Long before there were movie theaters dotting American strip malls, several types of corn grew in the country’s fields: sweet corn, dent corn (also called field corn), flint corn (or Indian corn), and popcorn. The last differs from its brethren in that each kernel contains a small drop of water surrounded by a hard outer surface and a hull of just the right thickness. Although some Native Americans attributed the corn’s magical popping abilities to the work of a spirit living inside its kernels, it is the crucial water content that allows popcorn to pop as cheerily as it has for over 5,600 years.

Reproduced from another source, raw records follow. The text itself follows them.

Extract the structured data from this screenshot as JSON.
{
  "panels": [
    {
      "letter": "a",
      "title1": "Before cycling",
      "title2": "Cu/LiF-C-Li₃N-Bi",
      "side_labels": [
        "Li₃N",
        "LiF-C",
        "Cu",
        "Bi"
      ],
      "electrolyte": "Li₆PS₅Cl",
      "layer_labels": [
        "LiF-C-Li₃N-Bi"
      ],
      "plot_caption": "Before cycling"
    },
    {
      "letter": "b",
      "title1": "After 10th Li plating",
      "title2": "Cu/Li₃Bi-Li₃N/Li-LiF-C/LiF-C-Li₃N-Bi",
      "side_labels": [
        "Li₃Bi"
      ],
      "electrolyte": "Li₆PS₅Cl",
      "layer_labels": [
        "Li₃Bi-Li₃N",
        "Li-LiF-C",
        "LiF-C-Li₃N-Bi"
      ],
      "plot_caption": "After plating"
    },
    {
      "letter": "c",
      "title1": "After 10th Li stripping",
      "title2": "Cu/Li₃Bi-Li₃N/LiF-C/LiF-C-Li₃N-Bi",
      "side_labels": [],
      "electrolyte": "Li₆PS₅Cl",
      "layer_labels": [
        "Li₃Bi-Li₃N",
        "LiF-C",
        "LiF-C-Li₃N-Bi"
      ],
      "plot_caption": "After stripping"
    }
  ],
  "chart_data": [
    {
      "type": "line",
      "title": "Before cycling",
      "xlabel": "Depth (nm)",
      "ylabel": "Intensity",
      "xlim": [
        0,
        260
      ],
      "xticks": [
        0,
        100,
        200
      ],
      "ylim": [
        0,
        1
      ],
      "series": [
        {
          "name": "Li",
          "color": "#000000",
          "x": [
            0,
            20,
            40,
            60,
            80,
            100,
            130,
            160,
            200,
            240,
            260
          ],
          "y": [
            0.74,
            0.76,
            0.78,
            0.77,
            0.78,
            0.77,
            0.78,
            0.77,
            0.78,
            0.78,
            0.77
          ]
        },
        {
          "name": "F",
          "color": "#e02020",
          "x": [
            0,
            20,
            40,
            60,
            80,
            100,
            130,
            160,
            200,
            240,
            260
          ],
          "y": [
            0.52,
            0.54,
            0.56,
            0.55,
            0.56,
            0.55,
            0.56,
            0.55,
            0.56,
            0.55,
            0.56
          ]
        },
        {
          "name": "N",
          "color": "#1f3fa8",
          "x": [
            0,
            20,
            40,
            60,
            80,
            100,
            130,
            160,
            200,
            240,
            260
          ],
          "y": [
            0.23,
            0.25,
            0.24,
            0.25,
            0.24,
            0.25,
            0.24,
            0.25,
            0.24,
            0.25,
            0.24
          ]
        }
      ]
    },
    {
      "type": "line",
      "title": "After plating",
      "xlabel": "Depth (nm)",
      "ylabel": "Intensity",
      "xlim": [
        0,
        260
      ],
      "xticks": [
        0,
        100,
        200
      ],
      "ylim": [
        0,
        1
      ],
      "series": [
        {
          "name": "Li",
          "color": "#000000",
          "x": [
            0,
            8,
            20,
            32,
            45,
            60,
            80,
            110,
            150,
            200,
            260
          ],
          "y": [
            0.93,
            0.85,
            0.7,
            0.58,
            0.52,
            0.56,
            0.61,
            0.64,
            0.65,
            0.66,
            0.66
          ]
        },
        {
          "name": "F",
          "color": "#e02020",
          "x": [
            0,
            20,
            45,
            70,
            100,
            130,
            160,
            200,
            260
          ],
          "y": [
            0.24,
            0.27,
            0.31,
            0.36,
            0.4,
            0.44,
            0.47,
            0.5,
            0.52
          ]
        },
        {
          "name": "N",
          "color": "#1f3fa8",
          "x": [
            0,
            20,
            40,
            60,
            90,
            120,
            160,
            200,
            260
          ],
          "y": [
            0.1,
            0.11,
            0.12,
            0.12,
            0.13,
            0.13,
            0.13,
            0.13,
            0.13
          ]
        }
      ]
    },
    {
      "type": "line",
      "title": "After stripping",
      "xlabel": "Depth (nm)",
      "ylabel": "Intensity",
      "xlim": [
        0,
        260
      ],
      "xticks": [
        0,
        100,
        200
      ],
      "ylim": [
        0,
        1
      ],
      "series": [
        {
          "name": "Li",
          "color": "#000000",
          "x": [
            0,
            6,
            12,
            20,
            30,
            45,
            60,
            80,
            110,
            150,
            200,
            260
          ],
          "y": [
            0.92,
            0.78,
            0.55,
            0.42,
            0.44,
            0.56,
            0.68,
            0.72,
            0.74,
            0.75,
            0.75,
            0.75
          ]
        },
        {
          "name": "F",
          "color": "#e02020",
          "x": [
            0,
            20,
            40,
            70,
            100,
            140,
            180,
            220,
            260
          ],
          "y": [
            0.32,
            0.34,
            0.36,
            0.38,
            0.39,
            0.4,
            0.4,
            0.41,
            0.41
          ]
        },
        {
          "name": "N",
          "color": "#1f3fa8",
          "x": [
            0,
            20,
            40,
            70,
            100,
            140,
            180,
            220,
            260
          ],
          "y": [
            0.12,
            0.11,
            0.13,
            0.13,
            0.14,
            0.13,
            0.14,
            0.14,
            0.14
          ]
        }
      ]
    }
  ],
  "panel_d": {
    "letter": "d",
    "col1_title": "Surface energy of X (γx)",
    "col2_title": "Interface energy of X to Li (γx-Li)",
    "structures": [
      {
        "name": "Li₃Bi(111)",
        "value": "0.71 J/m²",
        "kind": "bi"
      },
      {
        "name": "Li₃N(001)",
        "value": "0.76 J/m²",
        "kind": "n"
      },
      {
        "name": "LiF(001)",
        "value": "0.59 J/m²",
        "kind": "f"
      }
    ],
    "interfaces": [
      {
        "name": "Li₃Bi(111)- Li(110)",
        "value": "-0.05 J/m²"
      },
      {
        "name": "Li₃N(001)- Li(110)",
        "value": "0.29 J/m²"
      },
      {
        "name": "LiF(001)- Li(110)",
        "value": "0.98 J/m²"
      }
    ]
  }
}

Archaeologists have found evidence of ancient corn popping in the caves of New Mexico, and Native Americans not only ate the corn but also incorporated it into ceremonial rituals, like the sixteenth-century Aztec festivals in which garlands of popcorn were placed on young girls’ heads.

Corn was first popped
near
American movie theaters around 1912, when street vendors set up their carts outside to catch the hungry throngs. Soon, savvy theater owners realized they could reap additional profits by selling the snack themselves, and a winning combination was born—later to morph into the more elaborate, boxed popcorn known as Cracker Jack that was caramelized and tossed with roasted peanuts (and included a toy prize).

No one did more to modernize the popcorn concept than Orville Redenbacher, a Purdue University agricultural scientist from Brazil, Indiana, who burst onto the scene in 1965 with a variety of popping corn he cultivated and called “snowflake.” Redenbacher’s corn expanded twice as much as other popcorn kernels to produce a fluffier product, and on the advice of marketing consultants, he branded the product in his own image, using his picture and name on the label. Orville Redenbacher’s Gourmet Popping Corn was introduced in Chicago at Marshall Field’s in 1970, and the rest is history.

Although the Redenbacher’s brand is strongly associated with microwaveable popcorn, before he died in 1995 Redenbacher himself insisted that the method of choice for popping corn was the old-fashioned one: in a kettle, with hot oil.